Labor Leader Calls For Protecting Europe From ‘World of Goldman Sachs’

David Moberg

John Monks.

In this interview, ETUC General Secretary John Monks details the new challenges facing European social democracies

As the G-20 countries meet in Toronto this weekend, European leaders will likely be leading the charge for governments to shift away from economic stimulus programs and toward balanced budgets. Doing so would eliminate deficits even at the cost of important social programs — and long before most of the G-20 nations have truly recovered from the Great Recession.

The international labor movement has emerged as the leading voice for a more robust government role. For example, last weekend trade union leaders from three Global Union Federations of industrial and manufacturing unions meeting in Toronto called for continued economic stimulus as well as more stringent financial regulations, including a financial transactions tax and tough greenhouse gas controls to reduce global warming.

Both the International Trade Union Confederation and the European Trade Union Confederation (ETUC) have also spoken out against what the ETUC described as austerity programmes…now being applied, more or less simultaneously across most EU countries, mainly as a result of…panic under market pressure [that] will damage the fragile recovery.”

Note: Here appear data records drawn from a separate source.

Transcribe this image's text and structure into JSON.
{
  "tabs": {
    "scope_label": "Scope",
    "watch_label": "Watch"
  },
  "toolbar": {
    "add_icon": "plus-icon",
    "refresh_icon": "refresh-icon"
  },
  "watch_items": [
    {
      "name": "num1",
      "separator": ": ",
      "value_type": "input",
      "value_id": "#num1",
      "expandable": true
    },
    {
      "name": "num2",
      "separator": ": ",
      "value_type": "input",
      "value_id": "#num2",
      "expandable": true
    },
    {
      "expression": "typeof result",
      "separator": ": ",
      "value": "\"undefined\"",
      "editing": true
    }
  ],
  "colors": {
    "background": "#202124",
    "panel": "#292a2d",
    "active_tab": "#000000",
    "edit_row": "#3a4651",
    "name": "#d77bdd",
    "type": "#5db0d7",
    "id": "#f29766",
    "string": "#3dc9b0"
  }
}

I recently talked with John Monks, general secretary of the ETUC, about his views of the current stage of the economic crisis, starting with his reaction to the European Union/​International Monetary Fund bailout of the Greek government, which had faced two general strikes by unions protesting austerity plans. Here’s a transcript of our conversation.

John Monks: It’s a very tough package, a very tough package. We’re not talking about a country facing up to economical realities with stoicism, or with a strong democratic tradition. We’re talking about a country that’s had a very difficult history of occupation, civil war, and relatively recent democracy, although they invented it all really in the first place. It’s a country of strong social tensions, strong conflict potential. This is not Finland. It’s quite different.

The unions accept that the country has lived beyond it means, that the country has paid inadequate attention to collecting its taxes from the rich and comfortable. And the private sector unions would say that some public workers – some, but by all means not all – who for reasons of political payola got too privileged a deal with pensions in particular, retiring in their 50s with salary schemes of around 80 percent, which is very, very high. In the UK, for example, you can’t get more than two thirds if you’ve been a civil servant for many years. So there have been some buy-offs of privileged groups for political support in the past, and I think some in the private sector unions would say that’s insupportable in the current economic crisis.

So I think the unions would say, The party’s over, but don’t kill us.” This particular package runs the risk of killing them. Can the society cope with the sacrifices being asked of them? The EU – more than the IMF – has ruled out any restructuring, or giving them more time to pay back their debts. They’ve got a tough timetable and they’re not getting an easy ride of it. In this context, you have to read the EU as under pressure from its biggest contributor, Germany. There are also other surplus countries with their finances in relatively good order despite the crisis who are looking askance at the rest that had a party and borrowed a lot of money to do it.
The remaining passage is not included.